CXXI CATALAN "HAGGIS" ADAPTED FROM SENT SOVÍ, #CXXI Qui parla con se ffan ffrexures de moltó o de porc ab ay. pp 143-144 


lamb or pork intestines
2 lungs from a lamb or pig
1 heart  “           “           “
1 liver  “           “           “
¼ c lard
1 onion chopped
1 tsp ground cinnamon
½ tsp ground nutmeg
½ tsp ground cloves
½ tsp freshly grated ginger
1 tsp freshly ground pepper
1 slice toasted bread
1/8 c vinegar
2 eggs beaten

haggis (sheep lung, liver, and intestine)
Photo by: james_clear


Wash intestines. Scald them with boiling water. Hang out to dry.

Boil plunk, i.e. lungs, heart and liver in just enough water to cover them. When cooked a little, remove them from the pan and save the broth. Cut the lung and heart into thin strips.

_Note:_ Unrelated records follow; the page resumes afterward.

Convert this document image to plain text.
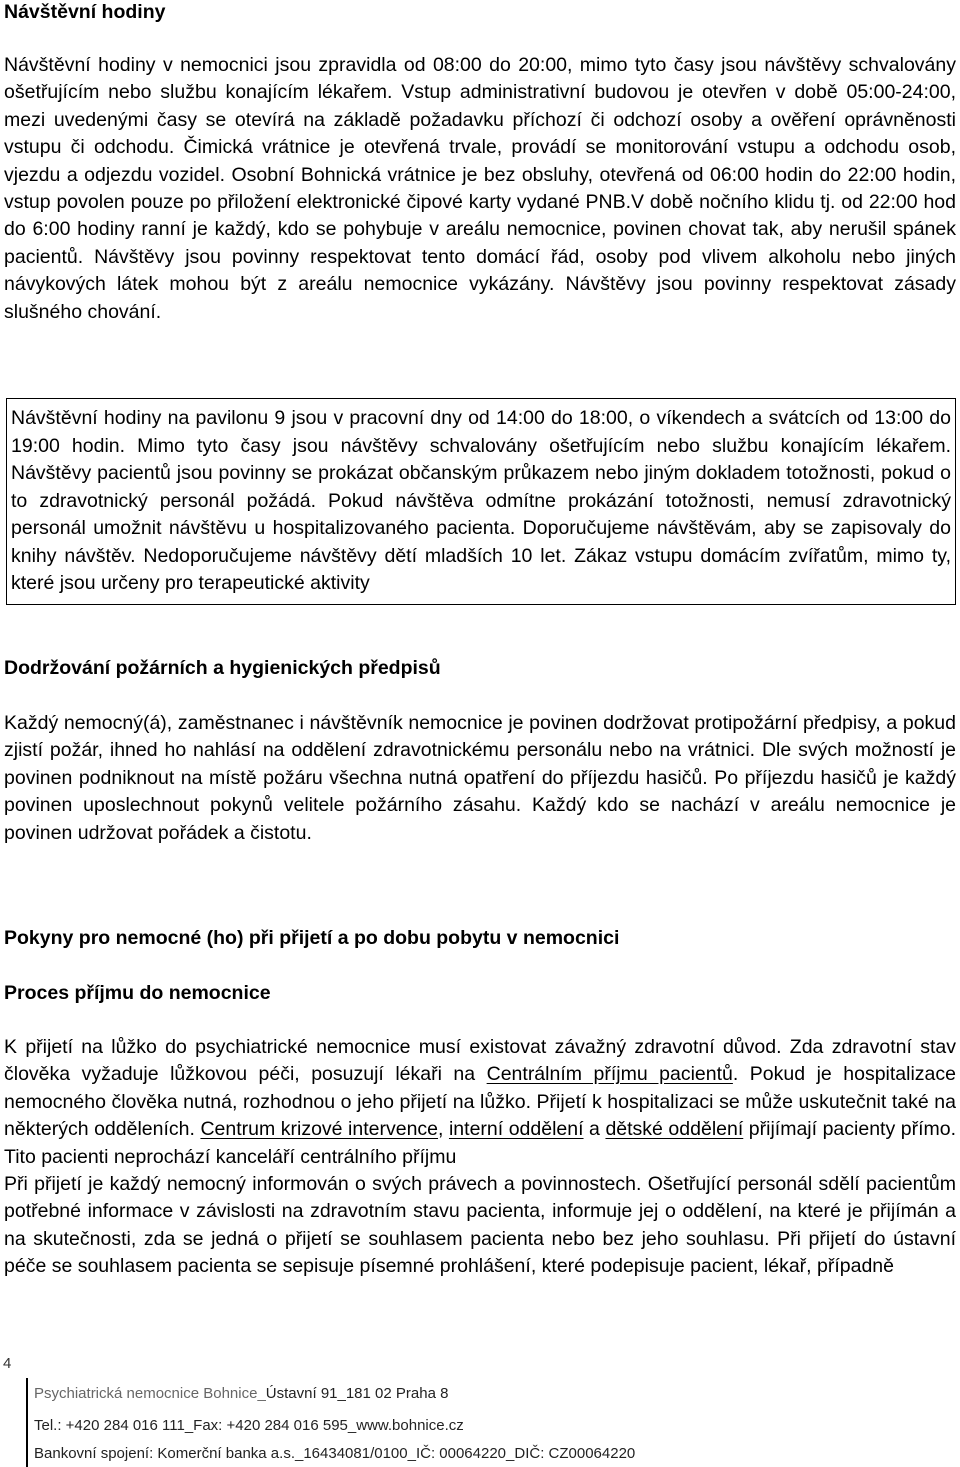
Návštěvní hodiny

Návštěvní hodiny v nemocnici jsou zpravidla od 08:00 do 20:00, mimo tyto časy jsou návštěvy schvalovány ošetřujícím nebo službu konajícím lékařem. Vstup administrativní budovou je otevřen v době 05:00-24:00, mezi uvedenými časy se otevírá na základě požadavku příchozí či odchozí osoby a ověření oprávněnosti vstupu či odchodu. Čimická vrátnice je otevřená trvale, provádí se monitorování vstupu a odchodu osob, vjezdu a odjezdu vozidel. Osobní Bohnická vrátnice je bez obsluhy, otevřená od 06:00 hodin do 22:00 hodin, vstup povolen pouze po přiložení elektronické čipové karty vydané PNB.V době nočního klidu tj. od 22:00 hod do 6:00 hodiny ranní je každý, kdo se pohybuje v areálu nemocnice, povinen chovat tak, aby nerušil spánek pacientů. Návštěvy jsou povinny respektovat tento domácí řád, osoby pod vlivem alkoholu nebo jiných návykových látek mohou být z areálu nemocnice vykázány. Návštěvy jsou povinny respektovat zásady slušného chování.

Návštěvní hodiny na pavilonu 9 jsou v pracovní dny od 14:00 do 18:00, o víkendech a svátcích od 13:00 do 19:00 hodin. Mimo tyto časy jsou návštěvy schvalovány ošetřujícím nebo službu konajícím lékařem. Návštěvy pacientů jsou povinny se prokázat občanským průkazem nebo jiným dokladem totožnosti, pokud o to zdravotnický personál požádá. Pokud návštěva odmítne prokázání totožnosti, nemusí zdravotnický personál umožnit návštěvu u hospitalizovaného pacienta. Doporučujeme návštěvám, aby se zapisovaly do knihy návštěv. Nedoporučujeme návštěvy dětí mladších 10 let. Zákaz vstupu domácím zvířatům, mimo ty, které jsou určeny pro terapeutické aktivity

Dodržování požárních a hygienických předpisů

Každý nemocný(á), zaměstnanec i návštěvník nemocnice je povinen dodržovat protipožární předpisy, a pokud zjistí požár, ihned ho nahlásí na oddělení zdravotnickému personálu nebo na vrátnici. Dle svých možností je povinen podniknout na místě požáru všechna nutná opatření do příjezdu hasičů. Po příjezdu hasičů je každý povinen uposlechnout pokynů velitele požárního zásahu. Každý kdo se nachází v areálu nemocnice je povinen udržovat pořádek a čistotu.

Pokyny pro nemocné (ho) při přijetí a po dobu pobytu v nemocnici
Proces příjmu do nemocnice

K přijetí na lůžko do psychiatrické nemocnice musí existovat závažný zdravotní důvod. Zda zdravotní stav člověka vyžaduje lůžkovou péči, posuzují lékaři na Centrálním příjmu pacientů. Pokud je hospitalizace nemocného člověka nutná, rozhodnou o jeho přijetí na lůžko. Přijetí k hospitalizaci se může uskutečnit také na některých odděleních. Centrum krizové intervence, interní oddělení a dětské oddělení přijímají pacienty přímo. Tito pacienti neprochází kanceláří centrálního příjmu

Při přijetí je každý nemocný informován o svých právech a povinnostech. Ošetřující personál sdělí pacientům potřebné informace v závislosti na zdravotním stavu pacienta, informuje jej o oddělení, na které je přijímán a na skutečnosti, zda se jedná o přijetí se souhlasem pacienta nebo bez jeho souhlasu. Při přijetí do ústavní péče se souhlasem pacienta se sepisuje písemné prohlášení, které podepisuje pacient, lékař, případně

4
Psychiatrická nemocnice Bohnice_Ústavní 91_181 02 Praha 8
Tel.: +420 284 016 111_Fax: +420 284 016 595_www.bohnice.cz
Bankovní spojení: Komerční banka a.s._16434081/0100_IČ: 00064220_DIČ: CZ00064220
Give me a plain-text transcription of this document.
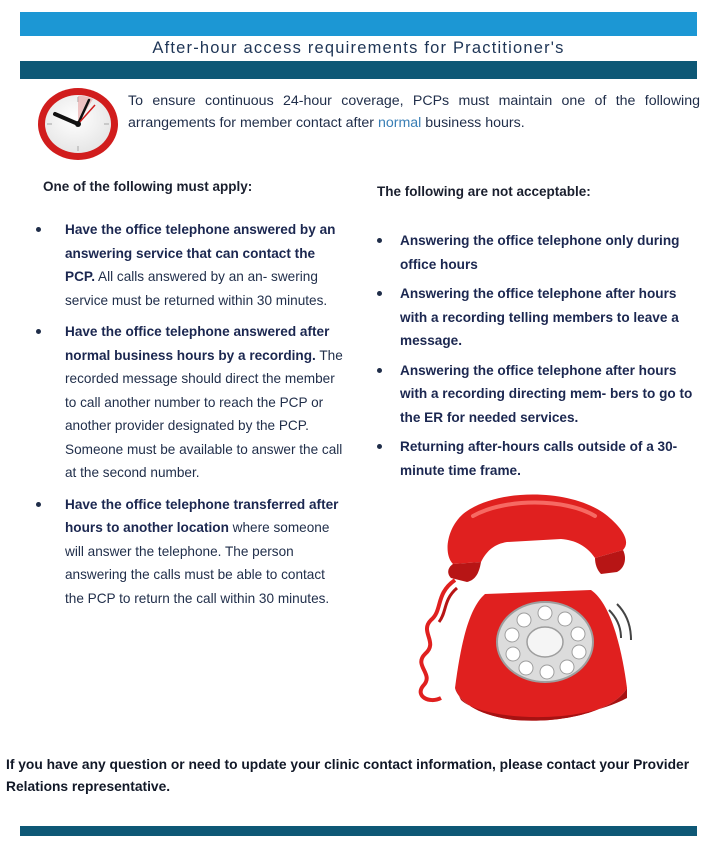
After-hour access requirements for Practitioner's
To ensure continuous 24-hour coverage, PCPs must maintain one of the following arrangements for member contact after normal business hours.
One of the following must apply:	The following are not acceptable:
Have the office telephone answered by an answering service that can contact the PCP. All calls answered by an an- swering service must be returned within 30 minutes.
Have the office telephone answered after normal business hours by a recording. The recorded message should direct the member to call another number to reach the PCP or another provider designated by the PCP. Someone must be available to answer the call at the second number.
Have the office telephone transferred after hours to another location where someone will answer the telephone. The person answering the calls must be able to contact the PCP to return the call within 30 minutes.
Answering the office telephone only during office hours
Answering the office telephone after hours with a recording telling members to leave a message.
Answering the office telephone after hours with a recording directing mem- bers to go to the ER for needed services.
Returning after-hours calls outside of a 30-minute time frame.
If you have any question or need to update your clinic contact information, please contact your Provider Relations representative.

Heat lard in a frying pan and lightly fry both sides of each strip. When done, cut the liver into larger trip than the lung and lightly fry them. Then fry the onion until translucent. Add plunk with the broth and boil until it becomes thick. Add the spices. Soak the toasted bread in vinegar and chop it with the liver. Add this to the pan. Slowly add the eggs. Remove the pan from the heat and stir well. Let cool and stuff this into the intestines.

When ready to use heat the sausages in the oven or fry them in lard.